A coisa está avançando a um ritmo muito mais rápido do que o inicialmente imaginado. Eis alguns trechos de uma notícia de hoje, dia 12 de abril de 2021:

O presidente do Banco Central, Roberto Campos Neto, disse, nesta segunda-feira (12/04), que o projeto de emitir uma moeda digital no Brasil está avançando bastante e terá novidades em breve. Porém, pediu mais cooperação dos bancos centrais em relação ao assunto, para que haja características comuns entre as diversas moedas digitais que estão em desenvolvimento pelo mundo.

Em reunião de banqueiros centrais ibero-americanos, Campos Neto disse que algumas das principais questões que precisam ser respondidas é se essas moedas terão remuneração, se os bancos centrais terão monopólio na sua emissão e custódia, se ela será rastreável e qual será a tecnologia adotada.

“Lançamos um projeto de lei para mudar as características da moeda real. O primeiro é a simplificação da moeda; depois, a internalização e a conversibilidade; e a terceira fase é a de digitalização. Estamos avançando muito no processo de moeda digital e deveremos ter notícias em breve”, disse Campos Neto, sem detalhar.
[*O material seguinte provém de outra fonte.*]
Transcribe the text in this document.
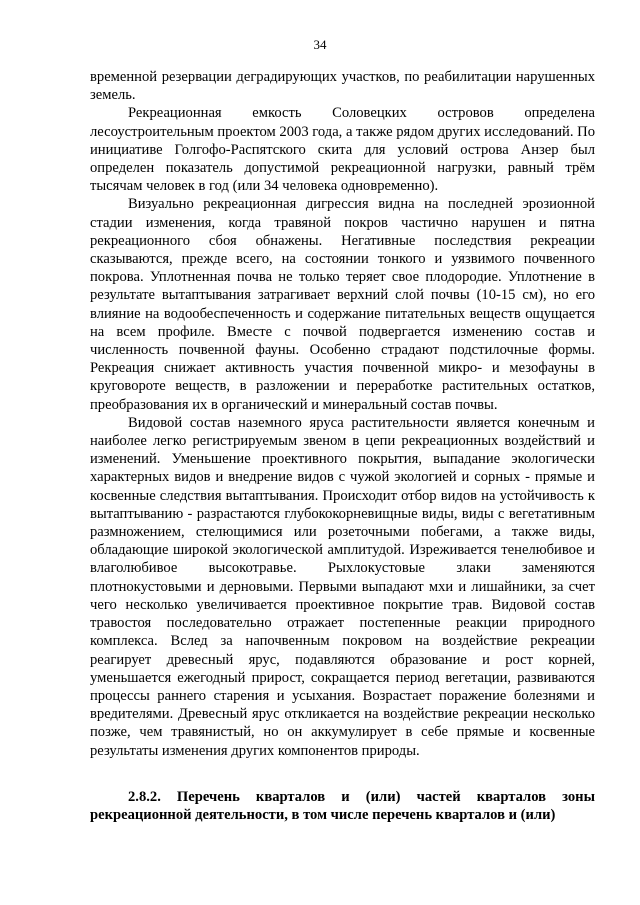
34

временной резервации деградирующих участков, по реабилитации нарушенных земель.

Рекреационная емкость Соловецких островов определена лесоустроительным проектом 2003 года, а также рядом других исследований. По инициативе Голгофо-Распятского скита для условий острова Анзер был определен показатель допустимой рекреационной нагрузки, равный трём тысячам человек в год (или 34 человека одновременно).

Визуально рекреационная дигрессия видна на последней эрозионной стадии изменения, когда травяной покров частично нарушен и пятна рекреационного сбоя обнажены. Негативные последствия рекреации сказываются, прежде всего, на состоянии тонкого и уязвимого почвенного покрова. Уплотненная почва не только теряет свое плодородие. Уплотнение в результате вытаптывания затрагивает верхний слой почвы (10-15 см), но его влияние на водообеспеченность и содержание питательных веществ ощущается на всем профиле. Вместе с почвой подвергается изменению состав и численность почвенной фауны. Особенно страдают подстилочные формы. Рекреация снижает активность участия почвенной микро- и мезофауны в круговороте веществ, в разложении и переработке растительных остатков, преобразования их в органический и минеральный состав почвы.

Видовой состав наземного яруса растительности является конечным и наиболее легко регистрируемым звеном в цепи рекреационных воздействий и изменений. Уменьшение проективного покрытия, выпадание экологически характерных видов и внедрение видов с чужой экологией и сорных - прямые и косвенные следствия вытаптывания. Происходит отбор видов на устойчивость к вытаптыванию - разрастаются глубококорневищные виды, виды с вегетативным размножением, стелющимися или розеточными побегами, а также виды, обладающие широкой экологической амплитудой. Изреживается тенелюбивое и влаголюбивое высокотравье. Рыхлокустовые злаки заменяются плотнокустовыми и дерновыми. Первыми выпадают мхи и лишайники, за счет чего несколько увеличивается проективное покрытие трав. Видовой состав травостоя последовательно отражает постепенные реакции природного комплекса. Вслед за напочвенным покровом на воздействие рекреации реагирует древесный ярус, подавляются образование и рост корней, уменьшается ежегодный прирост, сокращается период вегетации, развиваются процессы раннего старения и усыхания. Возрастает поражение болезнями и вредителями. Древесный ярус откликается на воздействие рекреации несколько позже, чем травянистый, но он аккумулирует в себе прямые и косвенные результаты изменения других компонентов природы.

2.8.2. Перечень кварталов и (или) частей кварталов зоны рекреационной деятельности, в том числе перечень кварталов и (или)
Ou seja, agora não é mais uma questão de “se”, mas de “quando”. A desídia do atual Banco Central brasileiro para com a moeda apenas torna ainda mais explícita a intenção de uma rápida adoção deste arranjo. Com isso, o artigo abaixo, publicado originalmente em outubro de 2020 — quando o Bitcoin ainda custava “apenas” R$ 77 mil (hoje já está em R$ 343 mil) —, fica ainda mais atual.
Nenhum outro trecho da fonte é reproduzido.